Team Sky rider slips to 10th after snow-covered finish at Terminillo

Wouter Poels (Team Sky) lost 1:37 and the Tirreno-Adriatico blue leader’s jersey to an unstoppable Nairo Quintana (Movistar) in the snow on Terminillo but the Dutchman took defeat well, knowing he'd given his all on the 16km climb.

“It was really hard, I gave everything, but that’s the result,” he said pragmatically. “It’s been a good experience. I’m now tenth overall and I hope to move up. I’ve learnt a lot this week with the team, it’s good for the future.”

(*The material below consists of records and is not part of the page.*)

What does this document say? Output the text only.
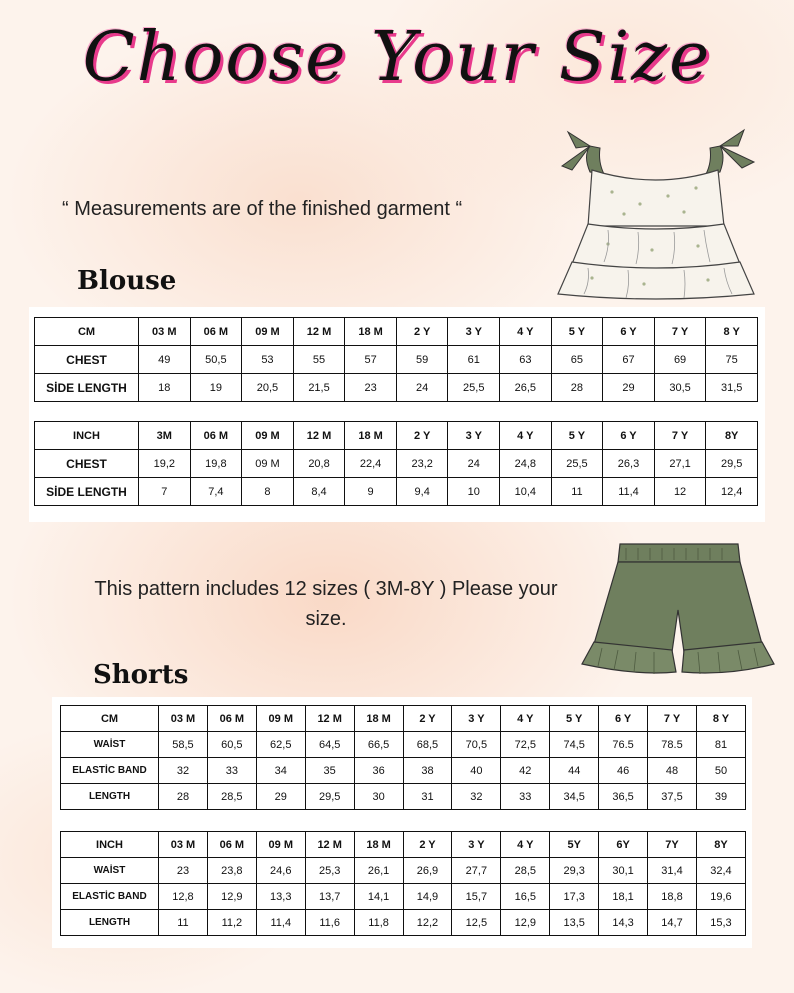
Choose Your Size
“ Measurements are of the finished garment “
Blouse
CM	03 M	06 M	09 M	12 M	18 M	2 Y	3 Y	4 Y	5 Y	6 Y	7 Y	8 Y
CHEST	49	50,5	53	55	57	59	61	63	65	67	69	75
SİDE LENGTH	18	19	20,5	21,5	23	24	25,5	26,5	28	29	30,5	31,5
INCH	3M	06 M	09 M	12 M	18 M	2 Y	3 Y	4 Y	5 Y	6 Y	7 Y	8Y
CHEST	19,2	19,8	09 M	20,8	22,4	23,2	24	24,8	25,5	26,3	27,1	29,5
SİDE LENGTH	7	7,4	8	8,4	9	9,4	10	10,4	11	11,4	12	12,4
This pattern includes 12 sizes ( 3M-8Y ) Please your size.
Shorts
CM	03 M	06 M	09 M	12 M	18 M	2 Y	3 Y	4 Y	5 Y	6 Y	7 Y	8 Y
WAİST	58,5	60,5	62,5	64,5	66,5	68,5	70,5	72,5	74,5	76.5	78.5	81
ELASTİC BAND	32	33	34	35	36	38	40	42	44	46	48	50
LENGTH	28	28,5	29	29,5	30	31	32	33	34,5	36,5	37,5	39
INCH	03 M	06 M	09 M	12 M	18 M	2 Y	3 Y	4 Y	5Y	6Y	7Y	8Y
WAİST	23	23,8	24,6	25,3	26,1	26,9	27,7	28,5	29,3	30,1	31,4	32,4
ELASTİC BAND	12,8	12,9	13,3	13,7	14,1	14,9	15,7	16,5	17,3	18,1	18,8	19,6
LENGTH	11	11,2	11,4	11,6	11,8	12,2	12,5	12,9	13,5	14,3	14,7	15,3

Poels had talked up his chances of defending the 17-second lead he carved with his solo attack on stage four. Team Sky seemed the strongest for the first half of the 16km climb to Terminillo but then Poels had no reply when Quintana jumped away with five kilometres to go. The numerous other attacks by Alberto Contador (Tinkoff-Saxo) and Thibaut Pinot (FDJ) only hurt him even more and he lost contact with the chasers. He finished 16th, in the same time as teammate Michel Nieve, slipping to tenth overall at 1:13.

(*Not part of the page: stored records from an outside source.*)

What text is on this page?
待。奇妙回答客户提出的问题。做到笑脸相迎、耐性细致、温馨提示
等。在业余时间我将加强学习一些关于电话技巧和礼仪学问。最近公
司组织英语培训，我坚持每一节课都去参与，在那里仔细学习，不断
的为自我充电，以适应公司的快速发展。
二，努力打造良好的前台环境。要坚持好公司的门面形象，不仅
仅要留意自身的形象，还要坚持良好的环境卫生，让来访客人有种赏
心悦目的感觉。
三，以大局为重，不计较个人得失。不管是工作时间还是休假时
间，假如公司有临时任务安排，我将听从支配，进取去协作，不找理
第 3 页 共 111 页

“It was nice to have the jersey and we tried to defend it but when you loose it, it’s not nice. But that’s racing,” he said. “It was good to have led the race and the team worked really hard so it’s a little disappointing to lose it but its still early season and we’ve still got the TT coming. We’ll see how the race ends.”

The heavy snow in the final two kilometres and final minutes of the stage sparked debate about rider safety. Some team managers watching from home, including Patrick Lefevere of Etixx-QuickStep thought the conditions were too extreme. While the final part of the stage was raced under heavy snow, most of the riders, including Poels, admitted it was not a problem because they finished at the summit and quickly rode to their team buses to shower and get warm.

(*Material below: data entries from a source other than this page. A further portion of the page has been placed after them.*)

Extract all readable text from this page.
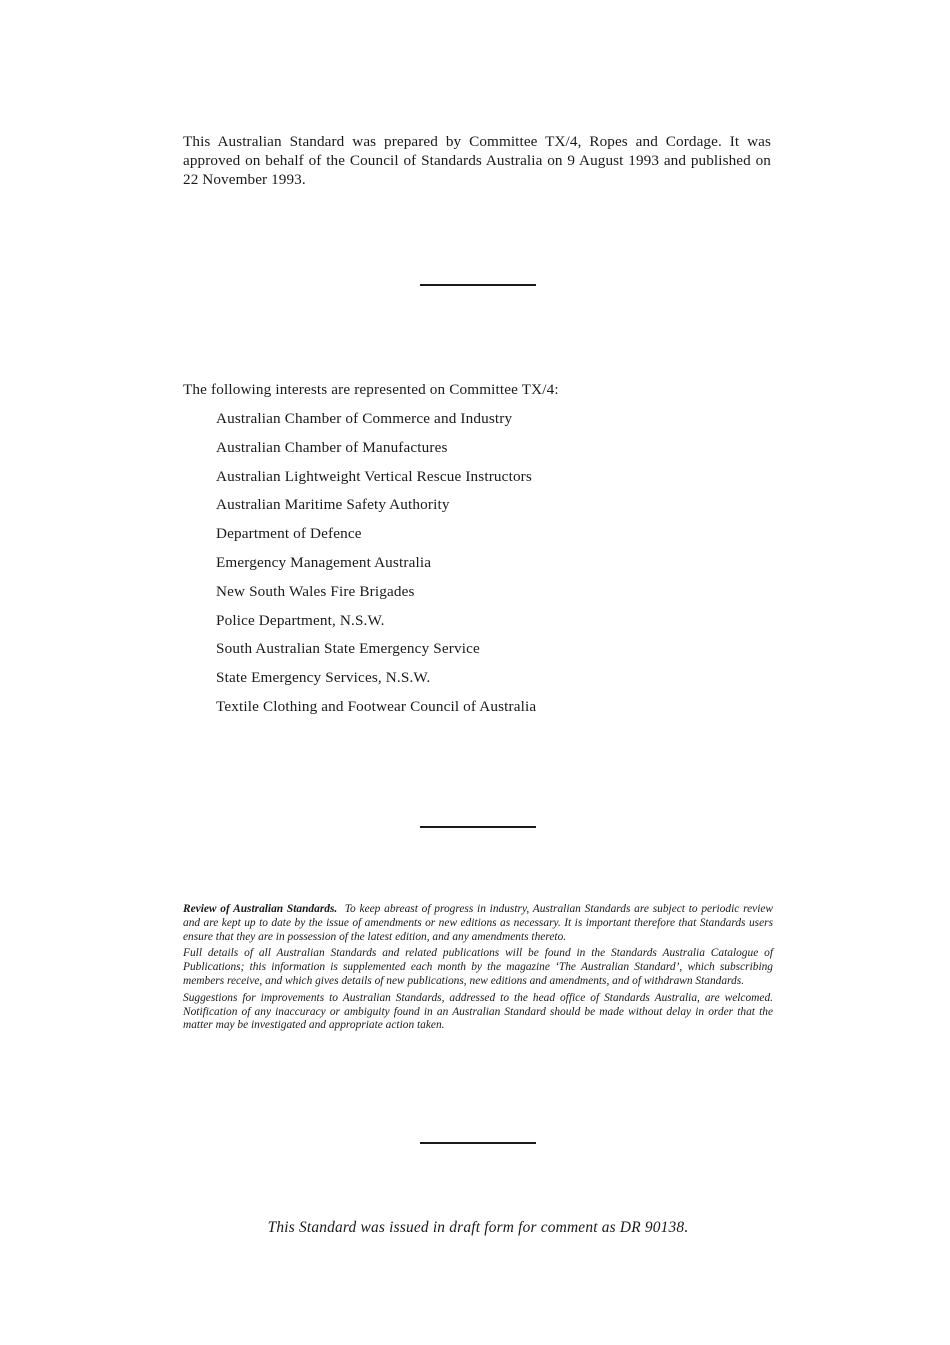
This Australian Standard was prepared by Committee TX/4, Ropes and Cordage. It was approved on behalf of the Council of Standards Australia on 9 August 1993 and published on 22 November 1993.

The following interests are represented on Committee TX/4:

Australian Chamber of Commerce and Industry
Australian Chamber of Manufactures
Australian Lightweight Vertical Rescue Instructors
Australian Maritime Safety Authority
Department of Defence
Emergency Management Australia
New South Wales Fire Brigades
Police Department, N.S.W.
South Australian State Emergency Service
State Emergency Services, N.S.W.
Textile Clothing and Footwear Council of Australia

Review of Australian Standards. To keep abreast of progress in industry, Australian Standards are subject to periodic review and are kept up to date by the issue of amendments or new editions as necessary. It is important therefore that Standards users ensure that they are in possession of the latest edition, and any amendments thereto.

Full details of all Australian Standards and related publications will be found in the Standards Australia Catalogue of Publications; this information is supplemented each month by the magazine ‘The Australian Standard’, which subscribing members receive, and which gives details of new publications, new editions and amendments, and of withdrawn Standards.

Suggestions for improvements to Australian Standards, addressed to the head office of Standards Australia, are welcomed. Notification of any inaccuracy or ambiguity found in an Australian Standard should be made without delay in order that the matter may be investigated and appropriate action taken.

This Standard was issued in draft form for comment as DR 90138.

“I think it was quite okay to race. It was a little bit too much in the last two or three kilometres but it was okay,” Poels said, echoing what Contador and Quintana had said.

“Of course, I do think an Extreme Weather Protocol is a good idea, you have it in a lot of other sports, only not in cycling. It will be a good rule. But the weather didn’t really change the race. Quintana was really strong. I think he took something like 55 seconds on the second guy. I just wasn’t good enough to follow the best guys today.”